Saniya was enrolled in ChildFund Uganda Wakiso program, where community volunteers offer motherly care to HIV/AIDS clients. Volunteers took on Saniya’s roles at home so she could attend school. They visited daily until Saniya’s grandmother was strong again and now only visit when the need arises

“I am relieved that now I am able to go to school. Now my major task is watching the clock and reminding Jajja to take her medicine before I go to school at 8 am and before I go to bed at 8 pm,” said Saniya.

Saniya and other children like her are getting a second chance at education and a better life because of programs like Mother Care and ChildFund Uganda.

Program Profile 2: ‘Grannies’ as Health Resources

At current rates, the world is not on track to reach the 2015 Millenium Development Goal to reduce maternal mortality. Each year, more than half a million women die in pregnancy and childbirth, with the vast majority living in Sub-Saharan Africa and Southern Asia.

If the world is to meet the goals of reducing maternal and under-five mortality by 2015, only a focused, coordinated effort can bring women, newborns and children the healthcare they need.
- WHO Director-General Dr Lee Jong-wook

In Senegal, older women, known as ‘grannies’, are influential sources of information for younger women. ChildFund realized that in order to improve child and maternal health, health information needed to be targeted to the grannies who were actually making decisions about diet, work and rest for expecting mothers, and breastfeeding practices for new mothers.

ChildFund incorporated the grannies into the health program by organising informative sessions for older women covering the basics of pregnancy, breastfeeding and childcare. Sessions involved the use of songs, stories and group discussions. The songs praised the grandmothers for the important role they play in the family and community and encouraged them to participate and learn.

The grannies responded enthusiastically. Before the program, grannies advised expectant mothers to eat little to ensure a low birth weight for an easy delivery. Now they encourage mothers to eat more and better quality food when pregnant and breastfeeding. As a result the average birth weight has risen and newborns and mothers are stronger and healthier. Also, grannies refused to let pregnant women rest during the day, believing it was detrimental to their health, but now they encourage pregnant women to decrease their workloads.

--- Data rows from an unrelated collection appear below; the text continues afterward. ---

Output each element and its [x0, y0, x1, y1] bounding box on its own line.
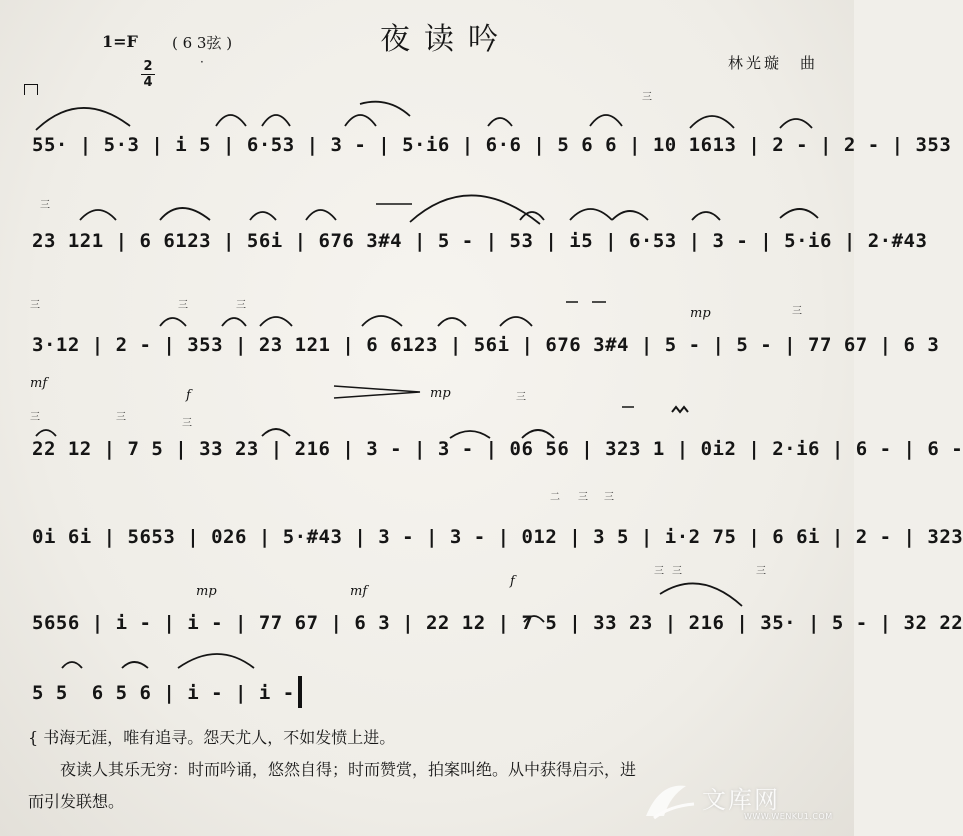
watermark-text: 文库网 — [702, 786, 780, 814]
watermark-logo-icon — [640, 776, 700, 826]
ornament-mark: 三 — [792, 306, 802, 317]
ornament-mark: 三 — [178, 300, 188, 311]
dynamic-mp: mp — [430, 386, 451, 401]
key-signature: 1=F — [102, 32, 138, 51]
dynamic-mf: mf — [30, 376, 48, 391]
watermark — [640, 776, 840, 826]
composer-credit: 林光璇 曲 — [728, 54, 819, 72]
dynamic-mp-3: mp — [196, 584, 217, 599]
dynamic-f-2: f — [510, 574, 515, 589]
ornament-mark-2: 二 — [550, 492, 560, 503]
ornament-mark: 三 — [30, 412, 40, 423]
ornament-mark: 三 — [116, 412, 126, 423]
dynamic-mp-2: mp — [690, 306, 711, 321]
score-line-4: 22 12 | 7 5 | 33 23 | 216 | 3 - | 3 - | 06 56 | 323 1 | 0i2 | 2·i6 | 6 - | 6 - — [32, 438, 963, 460]
ornament-mark: 三 — [30, 300, 40, 311]
ornament-mark: 三 — [236, 300, 246, 311]
watermark-url: WWW.WENKU1.COM — [744, 812, 833, 821]
page-title: 夜读吟 — [380, 22, 512, 57]
ornament-mark: 三 — [182, 418, 192, 429]
time-signature-bottom: 4 — [143, 75, 153, 90]
score-line-5: 0i 6i | 5653 | 026 | 5·#43 | 3 - | 3 - | 012 | 3 5 | i·2 75 | 6 6i | 2 - | 323 — [32, 526, 963, 548]
ornament-mark: 三 — [654, 566, 664, 577]
score-line-3: 3·12 | 2 - | 353 | 23 121 | 6 6123 | 56i | 676 3#4 | 5 - | 5 - | 77 67 | 6 3 — [32, 334, 940, 356]
ornament-mark: 三 — [516, 392, 526, 403]
ornament-mark: 三 — [642, 92, 652, 103]
dynamic-f: f — [186, 388, 191, 403]
tuning-label: ( 6 3弦 ) — [172, 34, 233, 52]
score-line-6: 5656 | i - | i - | 77 67 | 6 3 | 22 12 | 7 5 | 33 23 | 216 | 35· | 5 - | 32 22 — [32, 612, 963, 634]
dynamic-mf-2: mf — [350, 584, 368, 599]
ornament-mark: 三 — [40, 200, 50, 211]
time-signature-top: 2 — [143, 59, 153, 74]
ornament-mark: 三 — [578, 492, 588, 503]
final-barline — [298, 676, 302, 708]
tuning-dot: · — [200, 55, 204, 69]
description-line-1: { 书海无涯，唯有追寻。怨天尤人，不如发愤上进。 — [28, 728, 396, 747]
description-line-2: 夜读人其乐无穷：时而吟诵，悠然自得；时而赞赏，拍案叫绝。从中获得启示，进 — [60, 760, 637, 779]
ornament-mark: 三 — [604, 492, 614, 503]
score-line-7: 5 5 6 5 6 | i - | i - — [32, 682, 295, 704]
score-line-2: 23 121 | 6 6123 | 56i | 676 3#4 | 5 - | 53 | i5 | 6·53 | 3 - | 5·i6 | 2·#43 — [32, 230, 928, 252]
score-line-1: 55· | 5·3 | i 5 | 6·53 | 3 - | 5·i6 | 6·6 | 5 6 6 | 10 1613 | 2 - | 2 - | 353 — [32, 134, 952, 156]
description-line-3: 而引发联想。 — [28, 792, 125, 811]
ornament-mark: 三 — [672, 566, 682, 577]
ornament-mark: 三 — [756, 566, 766, 577]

In the past, breastfeeding immediately after birth was once discouraged, but now grannies encourage mothers to breastfeed immediately and exclusively to provide infants with important antibodies and complete nutrition.

ChildFund designs and implements all of its programs with consideration for the context and culture of the local community and area. Encouraging participation in and ownership of programs ensures their continuation and sustainability for future generations.